Nicht nur die Euro-Länder, sondern auch die EZB haben eine historische Kehrtwende vollzogen und zwei Tabus der Geldpolitik gebrochen. Die Notenbank kauft nun Anleihen von Staaten mit schlechter Bonität und sogar von privaten Schuldnern. Banken können sich zudem derzeit so viel Geld leihen, wie sie wollen. Ist die EZB zur Gelddruckmaschine notleidender Staaten mutiert?

Schmidt: Deutschland hatte zu D-Mark-Zeiten eine stabile Finanzverfassung mit einer starken, unabhängigen Notenbank, die ausschließlich der Geldwertstabilität verpflichtet war und nicht auf politischen Zuruf agierte. Vor dem Start des Euro wurde verabredet, diese Prinzipien auf die Europäische Währungsunion zu übertragen. Hinzu kam ein Stabilitäts- und Wachstumspakt. Wenn dann die Regierungen ihre Hausaufgaben machen und sich nicht so stark verschulden, funktioniert das System. Die Währungsunion war aber von Anfang an ein ungeliebtes Kind. Jetzt haben etwa die Franzosen triumphiert, dass wir endlich eine Wirtschaftsregierung haben und die Unabhängigkeit der EZB gebrochen worden ist. Die EZB war eigentlich auf einem sehr guten Weg, hatte die Inflation im Griff. Nun hat sie klar einen harten Tabu-Bruch begangen. Es wird sehr schwer, dies wieder zu korrigieren.

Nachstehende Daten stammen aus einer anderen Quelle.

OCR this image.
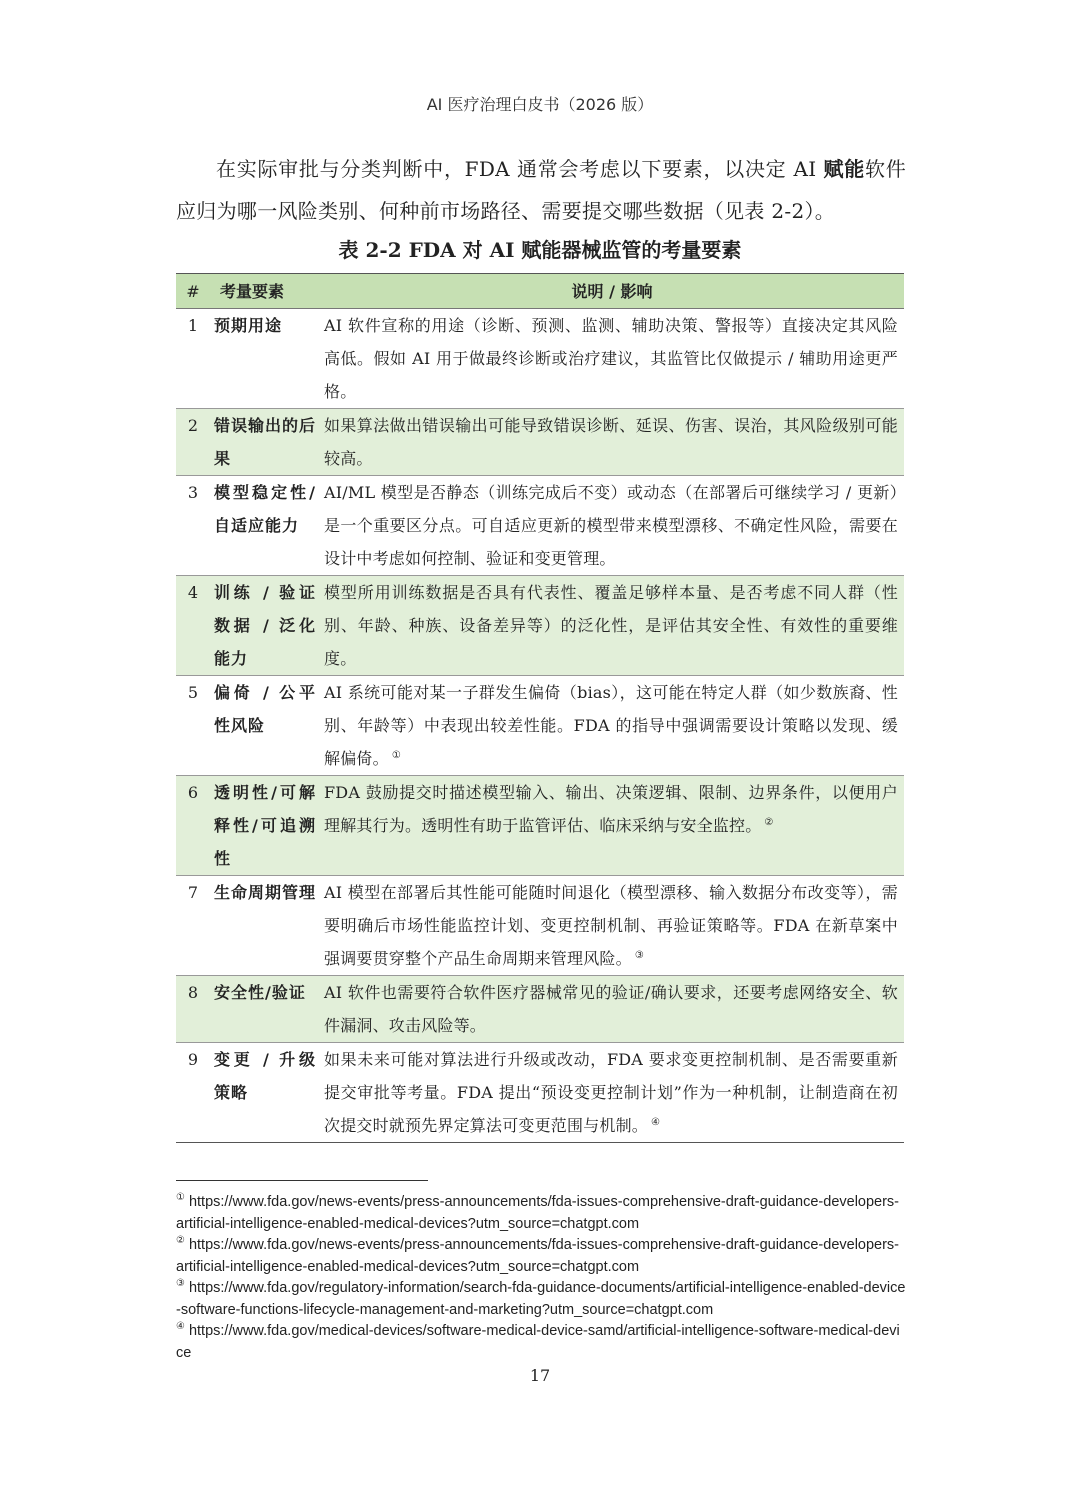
AI 医疗治理白皮书（2026 版）

在实际审批与分类判断中，FDA 通常会考虑以下要素，以决定 AI 赋能软件应归为哪一风险类别、何种前市场路径、需要提交哪些数据（见表 2-2）。

表 2-2 FDA 对 AI 赋能器械监管的考量要素
#	考量要素	说明 / 影响
1	预期用途	AI 软件宣称的用途（诊断、预测、监测、辅助决策、警报等）直接决定其风险高低。假如 AI 用于做最终诊断或治疗建议，其监管比仅做提示 / 辅助用途更严格。
2	错误输出的后果	如果算法做出错误输出可能导致错误诊断、延误、伤害、误治，其风险级别可能较高。
3	模型稳定性/自适应能力	AI/ML 模型是否静态（训练完成后不变）或动态（在部署后可继续学习 / 更新）是一个重要区分点。可自适应更新的模型带来模型漂移、不确定性风险，需要在设计中考虑如何控制、验证和变更管理。
4	训练 / 验证数据 / 泛化能力	模型所用训练数据是否具有代表性、覆盖足够样本量、是否考虑不同人群（性别、年龄、种族、设备差异等）的泛化性，是评估其安全性、有效性的重要维度。
5	偏倚 / 公平性风险	AI 系统可能对某一子群发生偏倚（bias），这可能在特定人群（如少数族裔、性别、年龄等）中表现出较差性能。FDA 的指导中强调需要设计策略以发现、缓解偏倚。 ①
6	透明性/可解释性/可追溯性	FDA 鼓励提交时描述模型输入、输出、决策逻辑、限制、边界条件，以便用户理解其行为。透明性有助于监管评估、临床采纳与安全监控。 ②
7	生命周期管理	AI 模型在部署后其性能可能随时间退化（模型漂移、输入数据分布改变等），需要明确后市场性能监控计划、变更控制机制、再验证策略等。FDA 在新草案中强调要贯穿整个产品生命周期来管理风险。 ③
8	安全性/验证	AI 软件也需要符合软件医疗器械常见的验证/确认要求，还要考虑网络安全、软件漏洞、攻击风险等。
9	变更 / 升级策略	如果未来可能对算法进行升级或改动，FDA 要求变更控制机制、是否需要重新提交审批等考量。FDA 提出“预设变更控制计划”作为一种机制，让制造商在初次提交时就预先界定算法可变更范围与机制。 ④

① https://www.fda.gov/news-events/press-announcements/fda-issues-comprehensive-draft-guidance-developers-artificial-intelligence-enabled-medical-devices?utm_source=chatgpt.com

② https://www.fda.gov/news-events/press-announcements/fda-issues-comprehensive-draft-guidance-developers-artificial-intelligence-enabled-medical-devices?utm_source=chatgpt.com

③ https://www.fda.gov/regulatory-information/search-fda-guidance-documents/artificial-intelligence-enabled-device-software-functions-lifecycle-management-and-marketing?utm_source=chatgpt.com

④ https://www.fda.gov/medical-devices/software-medical-device-samd/artificial-intelligence-software-medical-device

17
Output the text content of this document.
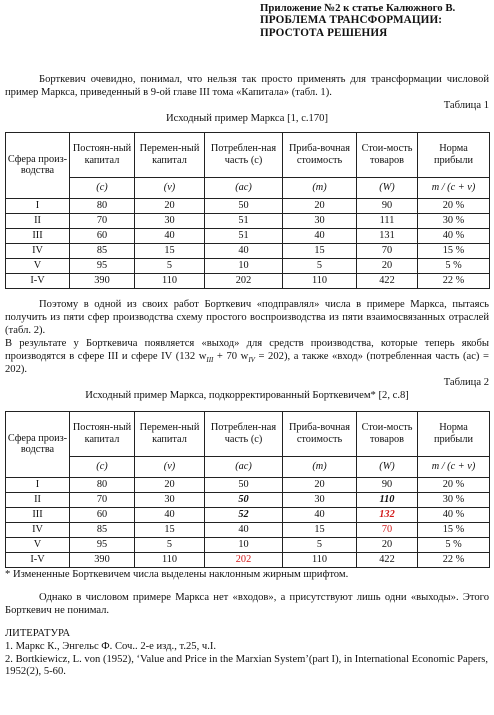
Приложение №2 к статье Калюжного В.
ПРОБЛЕМА ТРАНСФОРМАЦИИ:
ПРОСТОТА РЕШЕНИЯ

Борткевич очевидно, понимал, что нельзя так просто применять для трансформации числовой пример Маркса, приведенный в 9-ой главе III тома «Капитала» (табл. 1).

Таблица 1
Исходный пример Маркса [1, с.170]
Сфера произ-водства	Постоян-ный капитал	Перемен-ный капитал	Потреблен-ная часть (c)	Приба-вочная стоимость	Стои-мость товаров	Норма прибыли
	(c)	(v)	(ac)	(m)	(W)	m / (c + v)
I	80	20	50	20	90	20 %
II	70	30	51	30	111	30 %
III	60	40	51	40	131	40 %
IV	85	15	40	15	70	15 %
V	95	5	10	5	20	5 %
I-V	390	110	202	110	422	22 %

Поэтому в одной из своих работ Борткевич «подправлял» числа в примере Маркса, пытаясь получить из пяти сфер производства схему простого воспроизводства из пяти взаимосвязанных отраслей (табл. 2).

В результате у Борткевича появляется «выход» для средств производства, которые теперь якобы производятся в сфере III и сфере IV (132 $w_{III} + 70$ $w_{IV} = 202$), а также «вход» (потребленная часть (ac) = 202).

Таблица 2
Исходный пример Маркса, подкорректированный Борткевичем* [2, с.8]
Сфера произ-водства	Постоян-ный капитал	Перемен-ный капитал	Потреблен-ная часть (c)	Приба-вочная стоимость	Стои-мость товаров	Норма прибыли
	(c)	(v)	(ac)	(m)	(W)	m / (c + v)
I	80	20	50	20	90	20 %
II	70	30	50	30	110	30 %
III	60	40	52	40	132	40 %
IV	85	15	40	15	70	15 %
V	95	5	10	5	20	5 %
I-V	390	110	202	110	422	22 %
* Измененные Борткевичем числа выделены наклонным жирным шрифтом.

Однако в числовом примере Маркса нет «входов», а присутствуют лишь одни «выходы». Этого Борткевич не понимал.

ЛИТЕРАТУРА
1. Маркс К., Энгельс Ф. Соч.. 2-е изд., т.25, ч.I.
2. Bortkiewicz, L. von (1952), ‘Value and Price in the Marxian System’(part I), in International Economic Papers, 1952(2), 5-60.
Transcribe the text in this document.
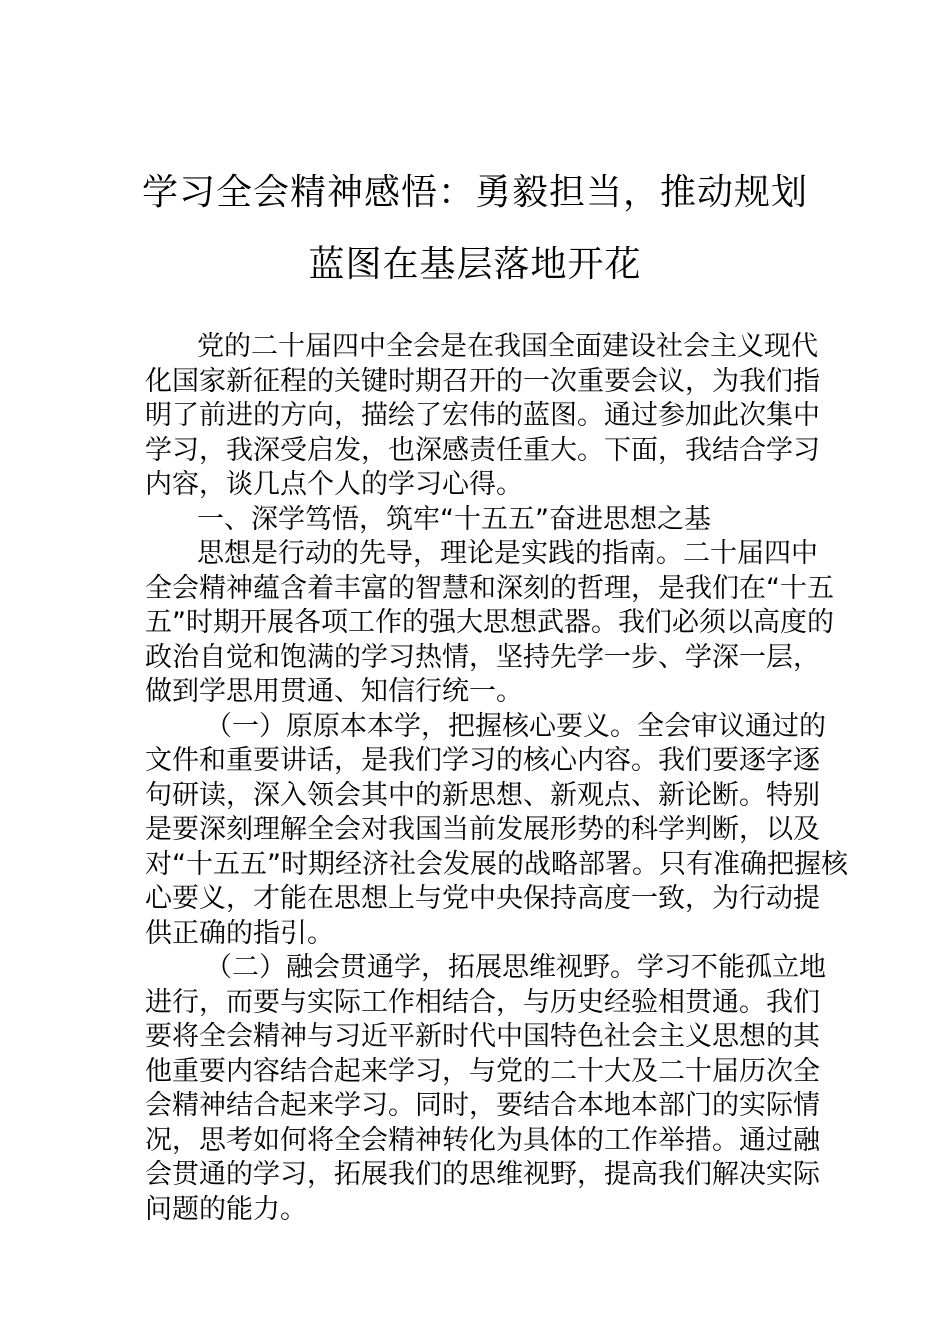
学习全会精神感悟：勇毅担当，推动规划
蓝图在基层落地开花
党的二十届四中全会是在我国全面建设社会主义现代
化国家新征程的关键时期召开的一次重要会议，为我们指
明了前进的方向，描绘了宏伟的蓝图。通过参加此次集中
学习，我深受启发，也深感责任重大。下面，我结合学习
内容，谈几点个人的学习心得。
一、深学笃悟，筑牢“十五五”奋进思想之基
思想是行动的先导，理论是实践的指南。二十届四中
全会精神蕴含着丰富的智慧和深刻的哲理，是我们在“十五
五”时期开展各项工作的强大思想武器。我们必须以高度的
政治自觉和饱满的学习热情，坚持先学一步、学深一层，
做到学思用贯通、知信行统一。
（一）原原本本学，把握核心要义。全会审议通过的
文件和重要讲话，是我们学习的核心内容。我们要逐字逐
句研读，深入领会其中的新思想、新观点、新论断。特别
是要深刻理解全会对我国当前发展形势的科学判断，以及
对“十五五”时期经济社会发展的战略部署。只有准确把握核
心要义，才能在思想上与党中央保持高度一致，为行动提
供正确的指引。
（二）融会贯通学，拓展思维视野。学习不能孤立地
进行，而要与实际工作相结合，与历史经验相贯通。我们
要将全会精神与习近平新时代中国特色社会主义思想的其
他重要内容结合起来学习，与党的二十大及二十届历次全
会精神结合起来学习。同时，要结合本地本部门的实际情
况，思考如何将全会精神转化为具体的工作举措。通过融
会贯通的学习，拓展我们的思维视野，提高我们解决实际
问题的能力。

Also ist eine steigende Inflation der Preis des Rettungsschirms?

Schmidt: Langfristig geht nur ein Weg an höherer Inflation, weiter ansteigender Verschuldung und an einem schleichenden Niedergang des Euro vorbei: Dass man sich jetzt -- in der teuer erkauften Ruhepause der Märkte --- zusammentut und das Kind Währungsunion sowie die Staatsverschuldung auf neue Füße stellt. Dabei sollte der Stabilitäts- und Wachstumspakt verschärft werden. Die Frage ist allerdings, wie man das verhandlungstechnisch etwa gegen Widerstände in einzelnen Ländern durchsetzen will.

Kann man denn sagen, dass die Währungsunion ohne fiskalische Disziplin auseinanderbricht?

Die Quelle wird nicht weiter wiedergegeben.